Excerpt: “It’s recombined with dominant forms of the culture; it’s very malleable that way,” said [Stefanie Syman, author of a new yoga history called “The Subtle Body: The Story of Yoga in America”]. There is yoga for every taste, energy level, and aspirant — hip-hop yoga, hot yoga, rock pop yoga, weight loss yoga, Christian yoga, even Yoga Booty Ballet, which bills itself as a dynamic fusion of yoga, booty sculpting, and cardio-dance. If there is any doubt that yoga has left the ashram and joined the mainstream, consider that yoga was part of this year’s Easter Egg Roll festivities on the White House lawn.
It’s also been monetized, Syman said. Practiced by celebrities, fitness buffs, and fashionistas, yoga is a $6 billion industry with some 16 million American followers. Many of those millions are pouring into the trendy lululemon yogawear stores — purveyor of $90 yoga mats, $25 yoga water bottles, $40 yoga towels, and other nonessential yoga accessories such as yoga thong underwear and an $88 “yoga mat carry system” with a “Helmet friendly design.” [So you won’t hit your head with your mat while riding your bike.]
Even the venerable magazine Yoga Journal, considered the bible for yoga practitioners, has evolved from a nonprofit publication founded in 1975 in a Berkeley basement to a glossy magazine with celebrities on the cover and sexy ads for pricey yoga gear, a trend that’s infuriated one of its founding editors.
“I feel sad because it seems that Yoga Journal has become just another voice for the status quo and not for elevating us to the higher values of yoga: spiritual integration, compassion and selfless service,” Judith Hanson Lasater wrote in a recent letter to the editor.

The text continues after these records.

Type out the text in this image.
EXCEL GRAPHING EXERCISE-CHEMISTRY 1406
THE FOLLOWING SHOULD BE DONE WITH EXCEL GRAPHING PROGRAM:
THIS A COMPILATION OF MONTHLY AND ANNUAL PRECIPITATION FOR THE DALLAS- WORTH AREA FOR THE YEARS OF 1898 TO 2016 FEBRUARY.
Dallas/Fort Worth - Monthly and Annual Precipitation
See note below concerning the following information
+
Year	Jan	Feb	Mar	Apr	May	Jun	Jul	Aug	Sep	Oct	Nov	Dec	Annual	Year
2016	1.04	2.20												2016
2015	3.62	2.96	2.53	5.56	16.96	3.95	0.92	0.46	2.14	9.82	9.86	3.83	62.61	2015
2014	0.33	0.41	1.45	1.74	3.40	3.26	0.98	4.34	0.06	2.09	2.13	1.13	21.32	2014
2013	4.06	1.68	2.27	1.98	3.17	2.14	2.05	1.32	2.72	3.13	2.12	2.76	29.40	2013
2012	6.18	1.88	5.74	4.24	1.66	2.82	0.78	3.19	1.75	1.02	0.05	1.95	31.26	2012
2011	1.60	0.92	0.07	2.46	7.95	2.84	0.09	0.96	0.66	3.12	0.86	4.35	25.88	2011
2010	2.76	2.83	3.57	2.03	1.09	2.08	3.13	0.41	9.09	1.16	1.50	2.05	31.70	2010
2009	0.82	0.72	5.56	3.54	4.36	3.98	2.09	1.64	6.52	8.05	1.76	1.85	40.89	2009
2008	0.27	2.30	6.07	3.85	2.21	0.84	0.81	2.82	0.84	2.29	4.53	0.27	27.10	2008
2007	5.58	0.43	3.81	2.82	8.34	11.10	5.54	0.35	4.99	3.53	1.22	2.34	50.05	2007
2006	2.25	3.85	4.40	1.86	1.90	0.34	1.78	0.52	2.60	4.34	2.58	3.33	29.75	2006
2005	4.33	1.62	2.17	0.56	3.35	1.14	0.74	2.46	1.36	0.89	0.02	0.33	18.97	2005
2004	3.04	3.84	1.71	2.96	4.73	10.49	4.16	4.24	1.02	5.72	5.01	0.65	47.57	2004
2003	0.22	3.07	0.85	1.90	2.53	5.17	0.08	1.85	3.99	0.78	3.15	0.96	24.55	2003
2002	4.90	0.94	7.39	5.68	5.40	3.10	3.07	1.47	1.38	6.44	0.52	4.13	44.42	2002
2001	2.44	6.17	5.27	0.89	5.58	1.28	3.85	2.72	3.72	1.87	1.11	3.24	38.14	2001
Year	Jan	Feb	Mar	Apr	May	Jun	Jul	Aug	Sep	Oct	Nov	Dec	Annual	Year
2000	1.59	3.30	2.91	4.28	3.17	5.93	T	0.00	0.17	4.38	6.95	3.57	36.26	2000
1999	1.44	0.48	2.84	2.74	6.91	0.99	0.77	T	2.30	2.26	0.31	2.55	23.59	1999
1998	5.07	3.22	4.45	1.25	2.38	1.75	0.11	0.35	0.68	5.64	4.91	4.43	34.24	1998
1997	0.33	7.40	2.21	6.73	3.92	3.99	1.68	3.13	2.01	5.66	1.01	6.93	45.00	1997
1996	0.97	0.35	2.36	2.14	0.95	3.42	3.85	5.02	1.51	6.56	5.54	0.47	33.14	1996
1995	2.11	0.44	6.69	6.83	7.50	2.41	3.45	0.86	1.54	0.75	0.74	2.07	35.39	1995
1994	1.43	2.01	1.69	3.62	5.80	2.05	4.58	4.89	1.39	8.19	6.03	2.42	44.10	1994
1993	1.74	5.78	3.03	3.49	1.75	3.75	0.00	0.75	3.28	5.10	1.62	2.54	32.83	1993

Yoga Journal’s editor in chief, Kaitlin Quistgaard, said she “completely respected” Lasater’s letter, “but we also need to run a commercial venture. . . . We are Americans and one thing Americans do is shop and like nice things. And one of the ways we identify ourselves is having a certain look. The yoga industry does support our desire to create self-identity through what we wear or what we purchase.”